Cara C Manning1, Annie Bourbonnais2, Julie Granger3, Roberta Claire Hamme4, Laurence Yeung5, David Armando Valerio6, Edward D Young7, Zhiyin Zheng8, Nadine Lehmann9, Jean-Eric Tremblay10 and Philippe Tortell1, (1)University of British Columbia, Earth, Ocean and Atmospheric Sciences, Vancouver, BC, Canada, (2)University of South Carolina, School of the Earth, Ocean & Environment, Columbia, United States, (3)University of Connecticut, Marine Sciences, Groton, United States, (4)University of Victoria, School of Earth and Ocean Sciences, Victoria, BC, Canada, (5)Rice University, Houston, United States, (6)Rice University, Houston, TX, United States, (7)University of California Los Angeles, Earth, Planetary, and Space Sciences, Los Angeles, United States, (8)University of British Columbia, Vancouver, BC, Canada, (9)Dalhousie University, Department of Oceanography, Halifax, NS, Canada, (10)Laval University, Biology, Quebec City, QC, Canada
Baffin Bay is a marginal sea connecting Pacific waters traveling through the Arctic to the North Atlantic via the adjacent Labrador Sea.

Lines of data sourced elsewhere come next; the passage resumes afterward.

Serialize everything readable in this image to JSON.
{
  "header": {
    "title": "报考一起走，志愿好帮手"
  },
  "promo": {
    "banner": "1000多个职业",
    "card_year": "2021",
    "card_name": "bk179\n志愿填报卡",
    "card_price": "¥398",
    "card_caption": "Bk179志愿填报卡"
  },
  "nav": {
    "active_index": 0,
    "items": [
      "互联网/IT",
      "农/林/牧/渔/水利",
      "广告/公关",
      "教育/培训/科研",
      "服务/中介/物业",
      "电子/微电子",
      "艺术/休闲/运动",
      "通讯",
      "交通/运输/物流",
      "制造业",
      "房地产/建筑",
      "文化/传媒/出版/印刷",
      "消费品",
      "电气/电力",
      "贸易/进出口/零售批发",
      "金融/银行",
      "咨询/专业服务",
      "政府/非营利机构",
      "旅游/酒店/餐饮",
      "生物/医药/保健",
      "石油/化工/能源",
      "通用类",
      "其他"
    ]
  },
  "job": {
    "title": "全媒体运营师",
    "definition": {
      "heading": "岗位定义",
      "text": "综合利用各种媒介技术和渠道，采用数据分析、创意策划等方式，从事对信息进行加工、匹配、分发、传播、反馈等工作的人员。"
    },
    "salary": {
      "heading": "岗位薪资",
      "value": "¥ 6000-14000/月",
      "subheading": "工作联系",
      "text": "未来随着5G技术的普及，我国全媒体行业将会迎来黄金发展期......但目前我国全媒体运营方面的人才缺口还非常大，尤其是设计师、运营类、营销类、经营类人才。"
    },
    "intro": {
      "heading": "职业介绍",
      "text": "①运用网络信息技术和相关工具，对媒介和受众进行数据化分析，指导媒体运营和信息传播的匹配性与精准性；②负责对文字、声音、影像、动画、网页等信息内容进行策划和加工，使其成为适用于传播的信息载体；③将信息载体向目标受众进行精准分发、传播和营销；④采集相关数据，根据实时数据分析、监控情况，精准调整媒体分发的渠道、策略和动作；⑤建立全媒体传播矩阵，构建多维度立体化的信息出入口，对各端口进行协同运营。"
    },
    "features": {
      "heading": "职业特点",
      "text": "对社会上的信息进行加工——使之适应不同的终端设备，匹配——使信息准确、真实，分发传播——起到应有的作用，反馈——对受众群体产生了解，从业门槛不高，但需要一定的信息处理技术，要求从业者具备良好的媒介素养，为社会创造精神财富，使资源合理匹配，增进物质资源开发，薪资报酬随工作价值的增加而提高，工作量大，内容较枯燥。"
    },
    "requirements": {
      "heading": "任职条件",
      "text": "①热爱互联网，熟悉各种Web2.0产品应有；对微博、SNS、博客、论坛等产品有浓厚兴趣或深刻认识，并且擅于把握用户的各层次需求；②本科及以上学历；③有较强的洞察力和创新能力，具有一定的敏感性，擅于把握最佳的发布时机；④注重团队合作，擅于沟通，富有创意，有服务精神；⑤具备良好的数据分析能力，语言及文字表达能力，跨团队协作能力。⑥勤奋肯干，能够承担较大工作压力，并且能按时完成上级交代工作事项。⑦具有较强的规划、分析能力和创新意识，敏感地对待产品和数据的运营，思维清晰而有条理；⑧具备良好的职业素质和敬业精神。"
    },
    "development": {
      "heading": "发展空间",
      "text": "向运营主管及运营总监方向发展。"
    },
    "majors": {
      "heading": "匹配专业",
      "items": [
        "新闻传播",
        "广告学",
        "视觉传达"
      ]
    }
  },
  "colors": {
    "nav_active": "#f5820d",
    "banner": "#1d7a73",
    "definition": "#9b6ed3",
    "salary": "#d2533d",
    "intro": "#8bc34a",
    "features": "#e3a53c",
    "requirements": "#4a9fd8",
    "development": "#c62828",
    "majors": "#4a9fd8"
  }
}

Pacific source waters entering Baffin Bay via the Canadian Arctic Archipelago have a fixed nitrogen (N) deficit as a result of denitrification, while the North Atlantic is a site of significant nitrogen fixation. Here we use isotopic and concentration measurements of N2, N2O, and NO3- in Baffin Bay and surrounding waters to determine water mass origins and quantify fixed N sources and sinks. The long residence time of Baffin Bay Bottom Water allows distinctive geochemical signatures to accumulate. Excess N2O and N2 in basin deep waters, as well as a fixed N deficit (negative N*), indicate that sedimentary denitrification of organic matter is a significant fixed nitrogen sink within Baffin Bay. Isotopomeric measurements of N2O, which show strong enrichments in δ18O with depth, indicate that N2O derived from incomplete denitrification has diffused out of the sediments and into the water column. We quantify the excess N2 from denitrification using clumped isotope measurements (for the first time in an oceanic setting) and compare the results with N2/Ar-based estimates of excess N2 from denitrification. Isotopic measurements of NO3- suggest that the sedimentary denitrification is fueled by remineralization of organic matter produced in northern Baffin Bay, thereby regulating the nutrient inventories that are exchanged with adjacent oceanic regions. This study demonstrates that coupled isotopic measurements of multiple nitrogen species provide new insights into biogeochemical cycling and water mass circulation in a rapidly changing Arctic system.